Linnie hesitates, put off by the bubbling, dark brew.

CEDRIC
(continuing)
Please, your ladyship, we have so
little time left. Drink the potion.

LINNIE
(nose curled in disgust)
If I wasn't dying anyway, I wouldn't
do this.

Linnie picks up the glass and down it. Then, she shakes her head in disgust and starts SPITTING rat hairs from between her teeth and rubbing her tongue with her sleeve.

Suddenly, her expression changes from revulsion to amazement. She has been cured!

LINNIE
(continuing)
That's amazing. It's gone. It's
like I never had a drink. Wow! I
can't believe it.

Linnie stands up quickly and sits down again, twice in rapid succession, trying to see if it makes her dizzy. Nothing happens. She stares with awe at the glass in her hand.

LINNIE
(continuing)
This is incredible. I feel great.

CEDRIC
Excuse me, your ladyship, but we
are on a bit of a tight schedule
here. Last night, you were very
interested in some black boxes
from an eating establishment.

LINNIE
Huh? Oh, we have a computer program
at headquarters that compares faces
of known felons with people caught
on camera. The security camera at
the restaurant showed the entrance
to Reiser Towers. I thought it
might give me a clue.
(amazed at herself)
I can remember all that clear as a
bell. Malcolm, that potion is great.

MALCOLM
Thank you, your ladyship, you see I . . .

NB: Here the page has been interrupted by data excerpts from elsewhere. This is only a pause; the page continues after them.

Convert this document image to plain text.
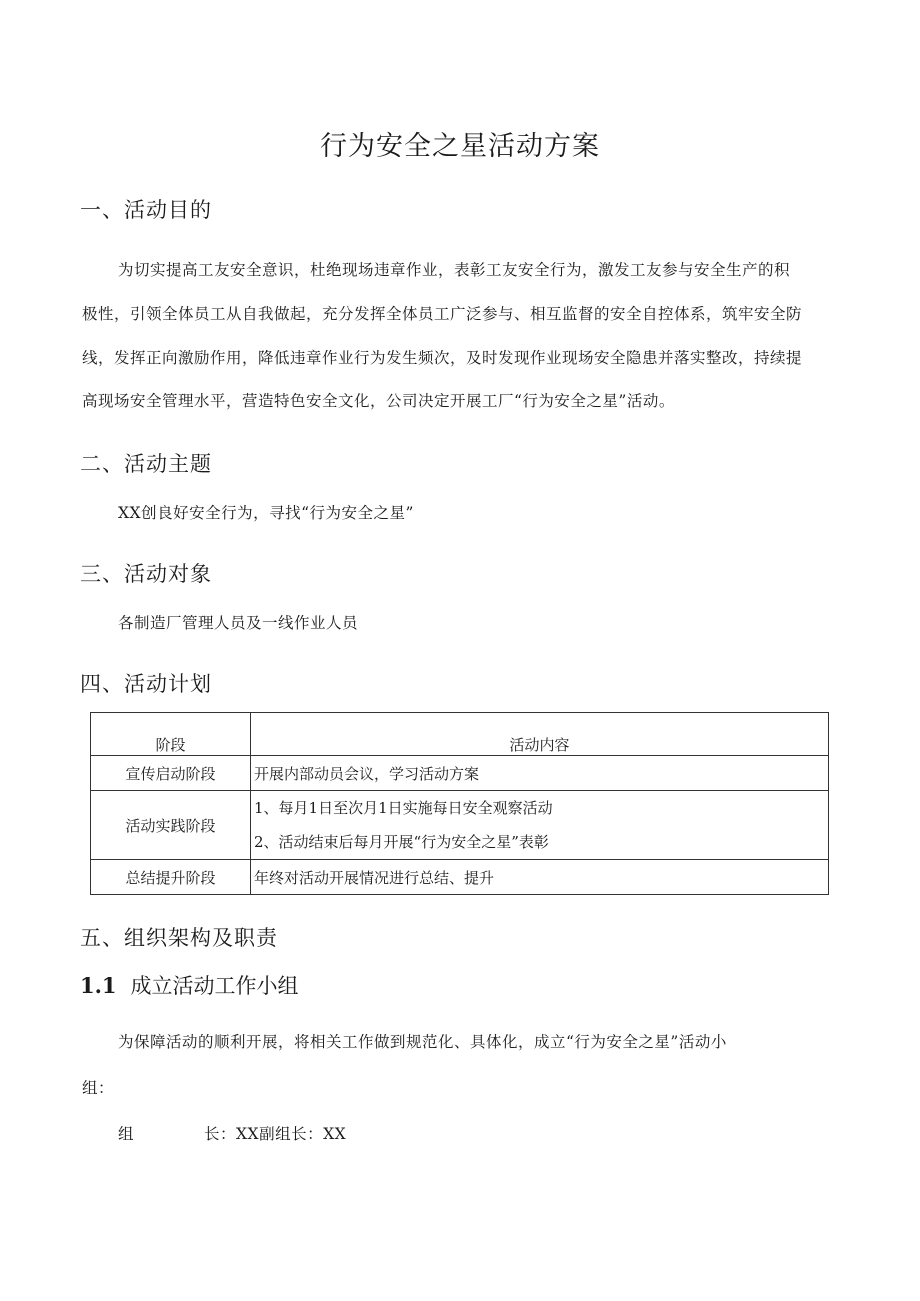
行为安全之星活动方案
一、活动目的
为切实提高工友安全意识，杜绝现场违章作业，表彰工友安全行为，激发工友参与安全生产的积
极性，引领全体员工从自我做起，充分发挥全体员工广泛参与、相互监督的安全自控体系，筑牢安全防
线，发挥正向激励作用，降低违章作业行为发生频次，及时发现作业现场安全隐患并落实整改，持续提
高现场安全管理水平，营造特色安全文化，公司决定开展工厂“行为安全之星”活动。
二、活动主题
XX创良好安全行为，寻找“行为安全之星”
三、活动对象
各制造厂管理人员及一线作业人员
四、活动计划
阶段	活动内容
宣传启动阶段	开展内部动员会议，学习活动方案
活动实践阶段	1、每月1日至次月1日实施每日安全观察活动
2、活动结束后每月开展“行为安全之星”表彰

总结提升阶段	年终对活动开展情况进行总结、提升
五、组织架构及职责
1.1 成立活动工作小组
为保障活动的顺利开展，将相关工作做到规范化、具体化，成立“行为安全之星”活动小
组：
组	长：XX副组长：XX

Another memory surfaces in Linnie's brain, and she suddenly scowls angrily.

LINNIE
Hey, wait a minute. One of you WAS
in bed with me last night. Where's
that little Scottish rat?

Argyll, watching from a nearby countertop, instantly scurries to safety behind some flower pots.

INT. BOSTON P. D. VICE SQUAD ROOM - DAY

Linnie sits in front of her computer in the vice squad room transfixed by what is on the monitor. Beside her on the desktop is the bird cage, covered with its cloth drape.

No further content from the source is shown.